US and Iran meet as Trump threat looms over nuke deal

United Nations (United States) (AFP) – Washington and Tehran’s top diplomats confronted each other for the first time Wednesday as envoys scrambled to save the Iran nuclear deal from a skeptical Donald Trump.

US Secretary of State Rex Tillerson and Iranian Foreign Minister Mohammad Javad Zarif met as signatories to the 2015 accord at an EU-hosted event on the sidelines of the UN General Assembly.

European ministers called the meeting to examine ways to save a deal that US President Trump is poised to denounce, but Tehran and Washington remain far apart.

EU foreign policy chief Federica Mogherini put the bravest possible face on the encounter, stressing that Iran and the major powers agree the deal is “delivering.”

But Tillerson said the discussion had been a political one and that even if Iran is in “technical” compliance with the pact, “significant differences” remain.

Speaking to Iran’s state broadcaster after the meeting, Zarif said all “members, except one country, stressed the importance of fully observing the (deal), its being non-negotiable and that all sides should remain committed to this international achievement.”

He condemned Washington’s “verbosity, especially the very insolent remarks by the president of the country”.

– Deal an ’embarrassment’ –

Britain, China, France, Germany, Russia and the United States signed the 2015 deal with Iran in a bid to prevent it developing a nuclear weapons capability.

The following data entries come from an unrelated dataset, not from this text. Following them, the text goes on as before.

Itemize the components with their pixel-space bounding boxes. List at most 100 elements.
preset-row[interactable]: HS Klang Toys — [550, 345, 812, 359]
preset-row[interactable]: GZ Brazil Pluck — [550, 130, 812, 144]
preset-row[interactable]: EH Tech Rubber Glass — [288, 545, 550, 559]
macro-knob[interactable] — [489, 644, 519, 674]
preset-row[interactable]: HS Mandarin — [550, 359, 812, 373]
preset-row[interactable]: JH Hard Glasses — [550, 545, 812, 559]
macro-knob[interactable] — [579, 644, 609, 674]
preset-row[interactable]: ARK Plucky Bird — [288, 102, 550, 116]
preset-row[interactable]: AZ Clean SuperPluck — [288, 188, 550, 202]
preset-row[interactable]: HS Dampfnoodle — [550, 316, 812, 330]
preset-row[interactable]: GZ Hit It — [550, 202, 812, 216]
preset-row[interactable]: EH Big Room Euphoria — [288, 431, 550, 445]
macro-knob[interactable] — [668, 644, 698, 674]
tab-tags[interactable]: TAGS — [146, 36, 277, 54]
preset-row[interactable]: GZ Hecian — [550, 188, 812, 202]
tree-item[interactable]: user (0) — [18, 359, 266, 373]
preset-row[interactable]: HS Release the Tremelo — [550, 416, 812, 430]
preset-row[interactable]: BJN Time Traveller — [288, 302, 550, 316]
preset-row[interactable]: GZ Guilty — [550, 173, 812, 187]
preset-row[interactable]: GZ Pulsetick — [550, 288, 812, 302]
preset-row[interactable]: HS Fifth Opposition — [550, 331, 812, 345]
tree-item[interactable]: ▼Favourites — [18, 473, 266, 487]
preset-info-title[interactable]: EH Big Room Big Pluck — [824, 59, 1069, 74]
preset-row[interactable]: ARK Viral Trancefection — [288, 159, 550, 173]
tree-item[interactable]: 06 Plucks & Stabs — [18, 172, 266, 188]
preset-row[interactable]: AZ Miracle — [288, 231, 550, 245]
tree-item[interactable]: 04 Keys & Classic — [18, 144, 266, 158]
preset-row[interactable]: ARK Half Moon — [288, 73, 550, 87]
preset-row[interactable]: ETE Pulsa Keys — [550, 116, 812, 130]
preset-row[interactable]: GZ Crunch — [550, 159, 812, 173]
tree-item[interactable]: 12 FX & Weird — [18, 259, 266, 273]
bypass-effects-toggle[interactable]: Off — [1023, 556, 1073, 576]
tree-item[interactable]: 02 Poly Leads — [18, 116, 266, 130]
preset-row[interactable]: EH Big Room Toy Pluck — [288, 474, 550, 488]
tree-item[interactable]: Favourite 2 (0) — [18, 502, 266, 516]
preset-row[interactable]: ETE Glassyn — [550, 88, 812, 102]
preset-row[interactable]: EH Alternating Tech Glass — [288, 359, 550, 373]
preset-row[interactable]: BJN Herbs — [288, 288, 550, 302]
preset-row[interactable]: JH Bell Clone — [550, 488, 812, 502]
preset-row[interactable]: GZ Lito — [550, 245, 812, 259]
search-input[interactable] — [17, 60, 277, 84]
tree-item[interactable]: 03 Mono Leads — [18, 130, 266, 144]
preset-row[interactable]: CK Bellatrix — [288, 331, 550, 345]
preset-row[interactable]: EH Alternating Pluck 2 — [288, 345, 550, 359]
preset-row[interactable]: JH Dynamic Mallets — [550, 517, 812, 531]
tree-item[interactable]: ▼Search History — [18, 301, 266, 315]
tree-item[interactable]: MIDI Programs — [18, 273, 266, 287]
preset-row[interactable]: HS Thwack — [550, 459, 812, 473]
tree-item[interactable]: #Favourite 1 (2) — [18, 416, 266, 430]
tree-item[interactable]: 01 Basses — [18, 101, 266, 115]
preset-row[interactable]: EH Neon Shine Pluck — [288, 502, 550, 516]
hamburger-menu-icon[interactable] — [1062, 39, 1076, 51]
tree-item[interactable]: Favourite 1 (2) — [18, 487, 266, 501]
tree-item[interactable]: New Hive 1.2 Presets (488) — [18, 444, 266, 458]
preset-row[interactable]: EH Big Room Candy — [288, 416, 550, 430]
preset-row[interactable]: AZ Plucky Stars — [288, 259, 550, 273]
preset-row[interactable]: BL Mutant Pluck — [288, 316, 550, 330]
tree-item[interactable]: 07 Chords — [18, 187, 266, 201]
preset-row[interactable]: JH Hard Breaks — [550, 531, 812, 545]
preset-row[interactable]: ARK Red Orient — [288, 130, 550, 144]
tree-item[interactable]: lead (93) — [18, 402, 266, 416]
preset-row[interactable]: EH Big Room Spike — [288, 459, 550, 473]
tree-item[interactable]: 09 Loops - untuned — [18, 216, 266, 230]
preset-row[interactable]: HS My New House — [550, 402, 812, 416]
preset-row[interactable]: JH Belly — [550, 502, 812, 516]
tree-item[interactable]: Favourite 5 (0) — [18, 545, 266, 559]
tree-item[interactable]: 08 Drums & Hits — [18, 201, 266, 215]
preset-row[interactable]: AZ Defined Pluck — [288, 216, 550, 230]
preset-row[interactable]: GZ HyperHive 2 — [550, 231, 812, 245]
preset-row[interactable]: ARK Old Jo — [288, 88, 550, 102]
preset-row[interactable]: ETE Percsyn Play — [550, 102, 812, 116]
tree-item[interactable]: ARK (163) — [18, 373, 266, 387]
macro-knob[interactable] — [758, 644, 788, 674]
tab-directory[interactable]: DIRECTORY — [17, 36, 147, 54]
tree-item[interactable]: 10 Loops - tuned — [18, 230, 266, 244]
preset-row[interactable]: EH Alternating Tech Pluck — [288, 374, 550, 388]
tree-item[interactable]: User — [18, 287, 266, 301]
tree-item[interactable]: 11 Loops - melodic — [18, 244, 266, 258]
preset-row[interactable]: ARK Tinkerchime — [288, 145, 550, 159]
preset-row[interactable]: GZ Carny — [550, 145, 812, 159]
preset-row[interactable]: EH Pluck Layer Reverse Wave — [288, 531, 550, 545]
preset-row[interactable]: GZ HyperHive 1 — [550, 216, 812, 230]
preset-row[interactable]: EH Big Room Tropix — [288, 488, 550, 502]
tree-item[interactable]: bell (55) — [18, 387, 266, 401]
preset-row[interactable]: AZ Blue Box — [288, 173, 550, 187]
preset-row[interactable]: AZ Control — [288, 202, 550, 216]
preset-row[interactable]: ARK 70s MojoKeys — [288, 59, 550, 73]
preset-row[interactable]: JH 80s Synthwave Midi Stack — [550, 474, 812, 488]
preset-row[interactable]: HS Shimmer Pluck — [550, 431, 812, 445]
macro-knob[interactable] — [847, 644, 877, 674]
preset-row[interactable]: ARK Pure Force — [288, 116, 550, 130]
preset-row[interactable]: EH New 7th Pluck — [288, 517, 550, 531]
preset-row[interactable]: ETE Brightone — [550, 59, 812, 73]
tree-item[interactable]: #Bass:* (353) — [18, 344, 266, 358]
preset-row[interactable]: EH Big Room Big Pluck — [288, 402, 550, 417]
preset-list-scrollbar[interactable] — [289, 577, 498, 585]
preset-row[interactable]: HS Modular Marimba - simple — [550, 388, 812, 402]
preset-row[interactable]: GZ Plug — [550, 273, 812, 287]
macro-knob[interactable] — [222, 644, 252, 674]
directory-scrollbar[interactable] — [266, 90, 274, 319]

Tehran agreed to surrender most of its enriched uranium and accept limits to its nuclear activities in return for the lifting of international sanctions imposed over its nuclear program.

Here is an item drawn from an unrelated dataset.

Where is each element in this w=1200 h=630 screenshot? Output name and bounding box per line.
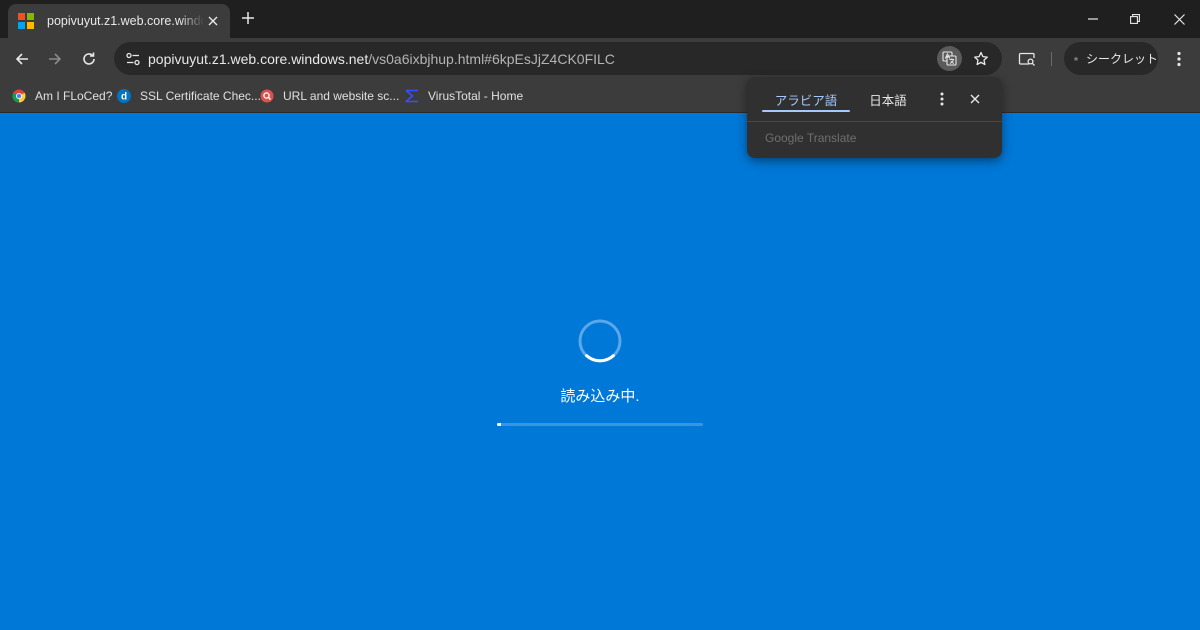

The previous US administration accepted that the deal was limited to the nuclear issue, and hailed it as a victory for Barack Obama’s non-proliferation agenda.

But Trump has denounced the agreement as an “embarrassment” to the United States and has accused Iran of breaking it in “spirit” by arming militant groups and destabilizing the Middle East.

In particular, he objects to the “sunset clause” that would see Iran resume some enrichment from 2025.

Tillerson argued that the preamble to the agreement implied that it would lead to a more stable Middle East and said Iran remains a source of instability.

“Regrettably, since the agreement was confirmed we have seen anything but a more peaceful, stable region and this is a real issue,” he told reporters.

“That is why we talk about Iran defaulting on these expectations, since those expectations have not been met.”